Locke & Key

La série de comics de Joe Hill et Gabriel Rodriguez soi-disant inadaptable,
débarque sur Netflix, 10 épisodes conjuguant mystère et vrai plaisir de spectateur.

Par Perinne Quennesson

Temps de lecture 5 min

Locke & Key

Bande Annonce

Déjà en 2010, une adaptation de Locke & Key avait été tentée par la Fox mais n’avait pas pu voir le jour, tout comme un projet de film chez Universal. Il faut dire que la série de comics de Gabriel Rodriguez et Joe Hill, le fils de Stephen King, (2008 et 2013), n’est pas simple à mettre en images en raison, notamment, de sa noirceur, sa multitude de personnages, ses intrigues à tiroirs et les nombreux univers qu’elle met en place. Compliquée mais un parfait matériau de base, surtout avec le développement actuel de la technologie, permettant la créativité nécessaire à cette histoire.

Sur 10 épisodes, nous sommes amenés à suivre Tyler, Kinsey et Bode Locke ainsi que leur mère Nina, obligés de déménager au fin fond du Massachusetts suite à l’assassinat de leur père et mari à Seattle. Ils débarquent à KeyHouse, l’immense demeure ancestrale de la famille. Sublime, labyrinthique et un peu angoissant, ce manoir renferme des clés aux pouvoirs incroyables que les trois enfants découvrent au fur et à mesure, à la fois intrigués, enthousiasmés et inquiétés par cette magie à portée de main et de serrure.
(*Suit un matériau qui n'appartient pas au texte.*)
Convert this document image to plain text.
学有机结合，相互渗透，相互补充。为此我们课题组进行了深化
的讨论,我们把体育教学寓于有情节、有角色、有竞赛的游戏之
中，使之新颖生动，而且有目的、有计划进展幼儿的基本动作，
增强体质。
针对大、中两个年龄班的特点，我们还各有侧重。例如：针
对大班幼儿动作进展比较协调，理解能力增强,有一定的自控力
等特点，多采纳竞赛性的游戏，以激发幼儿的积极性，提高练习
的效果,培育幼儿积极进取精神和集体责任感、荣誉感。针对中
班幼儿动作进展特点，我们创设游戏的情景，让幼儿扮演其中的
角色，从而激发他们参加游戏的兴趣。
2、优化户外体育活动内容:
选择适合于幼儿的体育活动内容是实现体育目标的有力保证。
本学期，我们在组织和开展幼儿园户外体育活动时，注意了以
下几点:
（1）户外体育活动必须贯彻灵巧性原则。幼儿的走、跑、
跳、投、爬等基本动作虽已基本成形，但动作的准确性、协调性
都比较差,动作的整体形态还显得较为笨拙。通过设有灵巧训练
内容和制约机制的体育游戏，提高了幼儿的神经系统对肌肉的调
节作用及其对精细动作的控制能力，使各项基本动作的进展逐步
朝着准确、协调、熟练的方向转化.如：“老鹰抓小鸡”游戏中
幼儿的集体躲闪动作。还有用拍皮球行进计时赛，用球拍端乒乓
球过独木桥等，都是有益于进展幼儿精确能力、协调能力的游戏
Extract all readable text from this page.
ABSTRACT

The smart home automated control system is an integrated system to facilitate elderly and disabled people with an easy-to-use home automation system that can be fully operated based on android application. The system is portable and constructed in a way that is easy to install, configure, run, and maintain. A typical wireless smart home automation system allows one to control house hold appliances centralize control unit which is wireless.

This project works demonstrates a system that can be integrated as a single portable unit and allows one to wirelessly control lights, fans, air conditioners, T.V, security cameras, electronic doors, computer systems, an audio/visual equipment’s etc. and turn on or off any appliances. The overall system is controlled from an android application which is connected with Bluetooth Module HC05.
Mais ils ne sont pas les seuls à connaître l’existence de ces clés et autour d’eux les morts étranges s’amoncellent…

Locke & Key
frustre et captive par
son mélange de tons

Une clé qui permet d’entrer dans la tête des gens, une autre qui met le feu à volonté, ou encore une qui transforme son détenteur en fantôme pour qu’ils puissent rejoindre le monde des esprits… autant de possibilités qui s’ouvrent à chaque épisode dans un esprit proche de celui d’Harry Potter. C’est avec le même entrain que l’on rentre dans cette maison hantée où la magie la plus récréative rejoint le mystère le plus épais. Rien d’étonnant pour une série co-écrite par Meredith Averill, à qui l’ont doit notamment The Haunting of Hill House et Carlton Cuse, scénariste de Lost. Parfois un peu trop dense et nébuleuse pour être totalement convaincante, étant un peu radine sur les réponses et bien trop généreuse sur les questions laissées en suspens, Locke & Key frustre et captive cependant par son mélange de tons où l’on glisse sans effort de Hill House à Riverdale en passant par Casper, Strangers Things et Fort Boyard.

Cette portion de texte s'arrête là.